Table 25-5. The MSMQ-Centric WCF Bindings
Binding Class | Binding Element | Meaning in Life |
---|---|---|
MsmqIntegrationBinding | <msmqIntegrationBinding> | You can use this binding to enable WCF applications to send and receive messages to and from existing MSMQ applications that use COM, native C++, or the types defined in the System. Messaging namespace. |
NetMsmqBinding | <netMsmqBinding> | You can use this queued binding for crossmachine communication between .NET applications. This is the preferred approach among the MSMQ-centric bindings. |
Once you establish the contracts and bindings, the final piece of the puzzle is to specify an address for the WCF service. This is important because remote callers will be unable to communicate with the remote types if they cannot locate them!

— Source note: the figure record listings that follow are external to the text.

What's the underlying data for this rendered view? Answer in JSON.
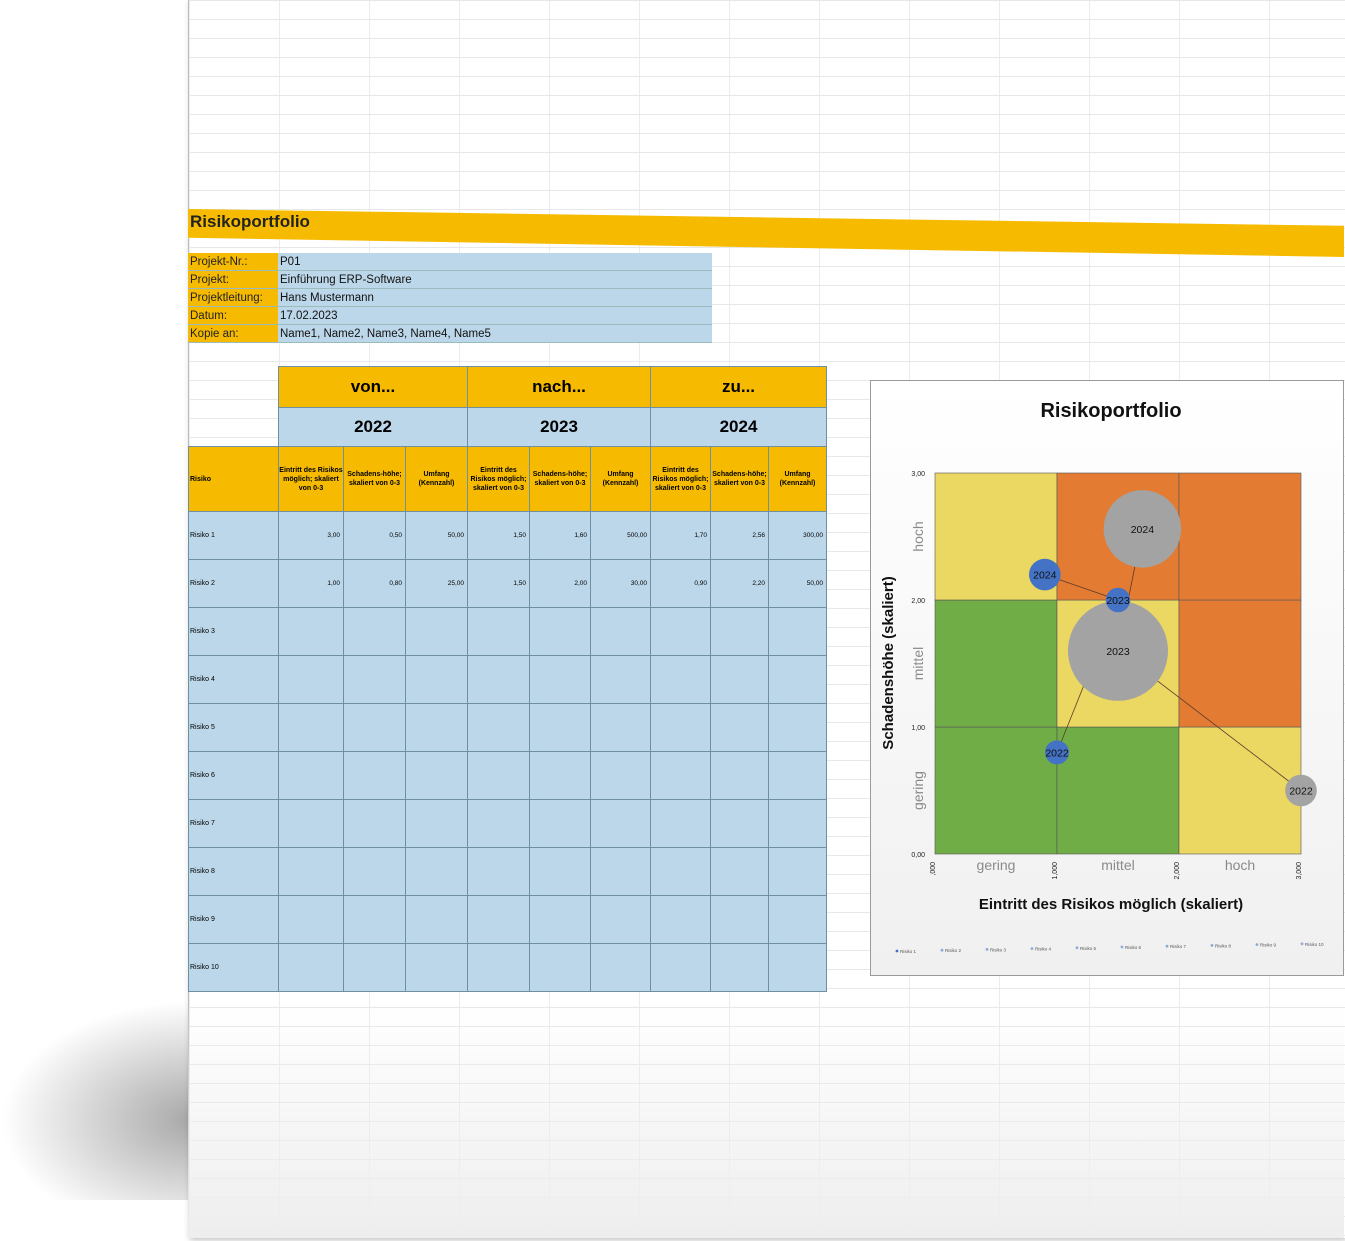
{
  "title": "Risikoportfolio",
  "info": [
    {
      "label": "Projekt-Nr.:",
      "value": "P01"
    },
    {
      "label": "Projekt:",
      "value": "Einführung ERP-Software"
    },
    {
      "label": "Projektleitung:",
      "value": "Hans Mustermann"
    },
    {
      "label": "Datum:",
      "value": "17.02.2023"
    },
    {
      "label": "Kopie an:",
      "value": "Name1, Name2, Name3, Name4, Name5"
    }
  ],
  "table": {
    "phases": [
      "von...",
      "nach...",
      "zu..."
    ],
    "years": [
      "2022",
      "2023",
      "2024"
    ],
    "risk_header": "Risiko",
    "col_headers": [
      "Eintritt des Risikos möglich; skaliert von 0-3",
      "Schadens-höhe; skaliert von 0-3",
      "Umfang (Kennzahl)"
    ],
    "rows": [
      {
        "name": "Risiko 1",
        "vals": [
          "3,00",
          "0,50",
          "50,00",
          "1,50",
          "1,60",
          "500,00",
          "1,70",
          "2,56",
          "300,00"
        ]
      },
      {
        "name": "Risiko 2",
        "vals": [
          "1,00",
          "0,80",
          "25,00",
          "1,50",
          "2,00",
          "30,00",
          "0,90",
          "2,20",
          "50,00"
        ]
      },
      {
        "name": "Risiko 3",
        "vals": [
          "",
          "",
          "",
          "",
          "",
          "",
          "",
          "",
          ""
        ]
      },
      {
        "name": "Risiko 4",
        "vals": [
          "",
          "",
          "",
          "",
          "",
          "",
          "",
          "",
          ""
        ]
      },
      {
        "name": "Risiko 5",
        "vals": [
          "",
          "",
          "",
          "",
          "",
          "",
          "",
          "",
          ""
        ]
      },
      {
        "name": "Risiko 6",
        "vals": [
          "",
          "",
          "",
          "",
          "",
          "",
          "",
          "",
          ""
        ]
      },
      {
        "name": "Risiko 7",
        "vals": [
          "",
          "",
          "",
          "",
          "",
          "",
          "",
          "",
          ""
        ]
      },
      {
        "name": "Risiko 8",
        "vals": [
          "",
          "",
          "",
          "",
          "",
          "",
          "",
          "",
          ""
        ]
      },
      {
        "name": "Risiko 9",
        "vals": [
          "",
          "",
          "",
          "",
          "",
          "",
          "",
          "",
          ""
        ]
      },
      {
        "name": "Risiko 10",
        "vals": [
          "",
          "",
          "",
          "",
          "",
          "",
          "",
          "",
          ""
        ]
      }
    ]
  },
  "chart_data": {
    "type": "scatter",
    "title": "Risikoportfolio",
    "xlabel": "Eintritt des Risikos möglich (skaliert)",
    "ylabel": "Schadenshöhe (skaliert)",
    "xlim": [
      0,
      3
    ],
    "ylim": [
      0,
      3
    ],
    "x_ticks": [
      ",000",
      "1,000",
      "2,000",
      "3,000"
    ],
    "y_ticks": [
      "0,00",
      "1,00",
      "2,00",
      "3,00"
    ],
    "x_zone_labels": [
      "gering",
      "mittel",
      "hoch"
    ],
    "y_zone_labels": [
      "gering",
      "mittel",
      "hoch"
    ],
    "zone_colors": {
      "green": "#70ad47",
      "yellow": "#ebd862",
      "orange": "#e37c32"
    },
    "zones": [
      [
        "green",
        "green",
        "yellow"
      ],
      [
        "green",
        "yellow",
        "orange"
      ],
      [
        "yellow",
        "orange",
        "orange"
      ]
    ],
    "series": [
      {
        "name": "Risiko 1",
        "color": "#a3a3a3",
        "points": [
          {
            "x": 3.0,
            "y": 0.5,
            "size": 50,
            "label": "2022"
          },
          {
            "x": 1.5,
            "y": 1.6,
            "size": 500,
            "label": "2023"
          },
          {
            "x": 1.7,
            "y": 2.56,
            "size": 300,
            "label": "2024"
          }
        ]
      },
      {
        "name": "Risiko 2",
        "color": "#4472c4",
        "points": [
          {
            "x": 1.0,
            "y": 0.8,
            "size": 25,
            "label": "2022"
          },
          {
            "x": 1.5,
            "y": 2.0,
            "size": 30,
            "label": "2023"
          },
          {
            "x": 0.9,
            "y": 2.2,
            "size": 50,
            "label": "2024"
          }
        ]
      }
    ],
    "legend": [
      "Risiko 1",
      "Risiko 2",
      "Risiko 3",
      "Risiko 4",
      "Risiko 5",
      "Risiko 6",
      "Risiko 7",
      "Risiko 8",
      "Risiko 9",
      "Risiko 10"
    ],
    "legend_position": "bottom"
  }
}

Like most aspects of WCF, an address can be hard-coded in an assembly (using the System.Uri type) or offloaded to a *.config file.
In either case, the exact format of the WCF address will differ based on your choice of binding (HTTP based, named pipes, TCP based, or MSMQ based). From a high level, WCF addresses can specify the following bits of information:
This information can be represented by the following generalized template (the Port value is optional because some bindings don’t use them):
scheme://<MachineName>[:Port]/Path
When you use a web service–based binding (e.g., basicHttpBinding, wsHttpBinding, wsDualHttpBinding, or wsFederationHttpBinding), the address breaks down like this (recall that HTTPbased protocols default to port 80 if you do not specify a port number):
http://localhost:8080/MyWCFService
If you use TCP-centric bindings (e.g., NetTcpBinding or NetPeerTcpBinding), the URI takes the following format:
net.tcp://localhost:8080/MyWCFService
The MSMQ-centric bindings (NetMsmqBinding and MsmqIntegrationBinding) are unique in their URI format because MSMQ can use public or private queues (which are available only on the local machine), and port numbers have no meaning in an MSMQ-centric URI. Consider the following URI, which describes a private queue named MyPrivateQ:
net.msmq://localhost/private$/MyPrivateQ
Last but not least, the address format used for the named-pipe binding, NetNamedPipeBinding, breaks down like this (recall that named pipes allow for interprocess communication for applications on the same physical machine):
net.pipe://localhost/MyWCFService
While a single WCF service might expose only a single address (based on a single binding), it is possible to configure a collection of unique addresses (with different bindings). You can do this in a *.config file by defining multiple <endpoint7gt; elements. Here, you can specify any number of ABCs for the same service. This approach can be helpful when you want to allow callers to select which protocol they would like to use when communicating with the service.